Question to ponder: given a genome assembly, how much can we ascertain as to why it didn't fully assemble.
I've gotten to thinking about this after reviewing the platypus genome paper. Yeah, it's a year plus old so I'm a bit behind the times, but it's relevant to a grand series of entries that I hope to launch in the very near future. An opinion piece by Stephen J. O'Brien and colleagues in Genome Research (one catalyst for the grand series) argues that the platypus sequence assembly is far less than what is needed to understand the evolution of this curious creature and that the effort was severely hobbled by the lack of a radiation hybrid (or equivalent map).
First some basic statistics. The sequencing was nearly entirely Sanger sequencing (a tiny smidgeon of 454 reads were incorporated) yielding about 6X sequence coverage and a final assembly of 1.84Gb. Estimates of the platypus genome size can be found in the supplementary notes and are in the neighborhood of 2.35Gb. Presumably losing 0.5Gb to really hideous DNA sequences isn't too bad. An estimate based on flow cytometry put the size closer to 1.9Gb, so perhaps little if anything is missing. The 6X estimate is based on one of the larger (2.4Gb) estimates.
The first issue with the platypus assembly is the relatively low connectedness; the N50 value of only 13Kb; in other words half of the final assembly was in contigs shorter than 13Kb. In contrast, similar coverage assemblies of mouse, chimp and chicken yielded N50 values in the range of 24-38kb.
The supercontig N50 value is also low for platypus; 365Kb vs 10-13Mb for the other three genomes. One possibility explored in the paper was a relatively low amount of fosmid (~40Kb insert) data for platypus. Removing fosmids from chimp had little effect on contigs (as expected; it's not a huge contributor to the total amount of read data) but a significant effect on supercontigs, knocking the N50 from 13.7Mb to 3.3Mb -- which still about 10X better than the platypus assembly.
Looking at the biggest examples, on contigs platypus did okay (245Kb vs. 226-442 for the other species) but again on supercontigs it is small: 14Mb vs. 45-51Mb. Again, removing fosmid data from chimp hurt the assembly but the biggest chimp supercontig was still twice the size of the largest platpus supercontig.
A little bit of the trouble may have been various contaminating DNA. A number of sequences were attributable to a protozoan parasite of platypuses and some other random pools are presumably sample mistrackings at the genome center (which is no knock; no matter how good your staff & LIMS, there's a lot of plates shuffling about with Sanger genome projects).
So what went wrong? What generally goes wrong with assemblies?

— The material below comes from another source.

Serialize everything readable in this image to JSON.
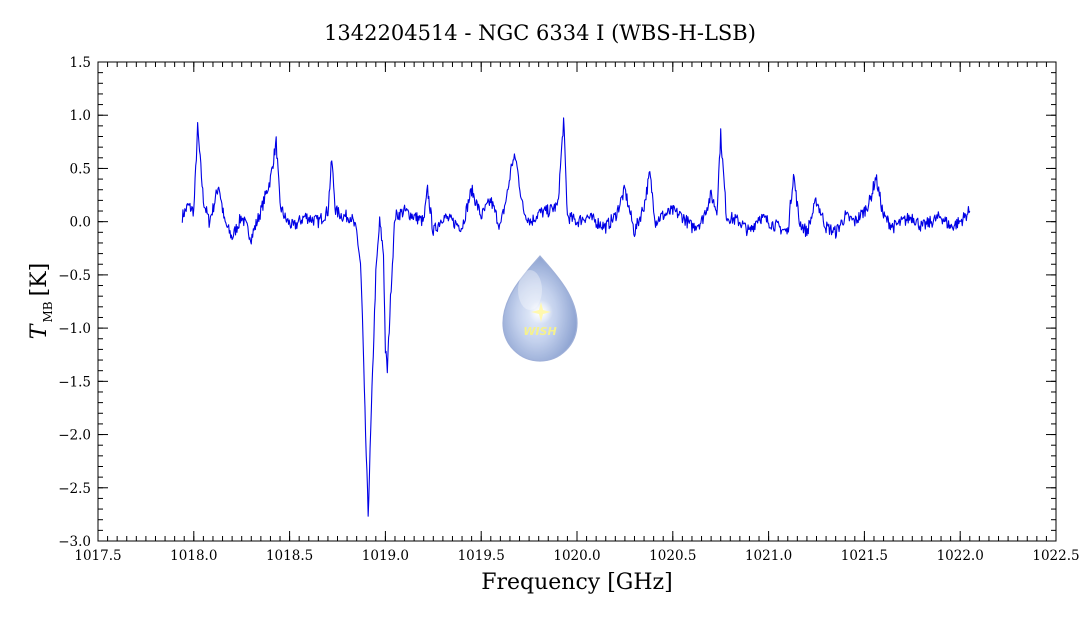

The obvious explanation is repetitive elements, and platypus (despite having a smaller genome than human) appears to be no slouch in this department. But, this has an implication. If repeats are killing further assembly, then it should be true that most contigs should end in repetitive elements. Indeed, they should have a terminal stretch of repetitive stuff around the same length as the read length. I'm unaware of anyone trying to do this sort of accounting on an assembly, but I haven't really looked hard for it.
A second possibility is undersampling, either random or non-random. Random undersampling would simply mean more sequencing on the same platform would help. Non-random undersampling would be due to sequences which clone or propagate poorly in E.coli (for Sanger) or PCR amplify poorly (for 454, Illumina & SOLiD). If platypus somehow was a minefield of hard-to-clone sequences, then acquiring a lot of paired-end / mate pair data on a next gen platform (or simply lots of long 454 reads) might help matters. In the paper, only 0.04X 454 data was generated (and it isn't clear what the 454 read length was). Would piling on a lot more help?
A related third possibility is assembly rot. Imagine there are regions which can be propagated in E.coli but with a high frequency of mutations. Different clones might have different errors, resulting in a failure to assemble.
In any case, it would be great for someone out there with some spare next-gen lanes to do a run platypus. Even running one lane of paired-end Illumina would generate around 4-5X coverage of the genome for around $4K. For a little more, one could try using array-based capture to pull down fragments homologous to the ends of contigs, potentially bridging gaps. Even better would be to go whole hog with ~30X coverage from a single run for $50K (obviously not pocket change) and see how that assembly goes. Ideally a new run at the platypus would also include the other mammalian egg-layer, the echidna (well, pick one of the 4 species of them). Would it assemble any better, or are they both terrors for genome assemblers? Only the data will tell us.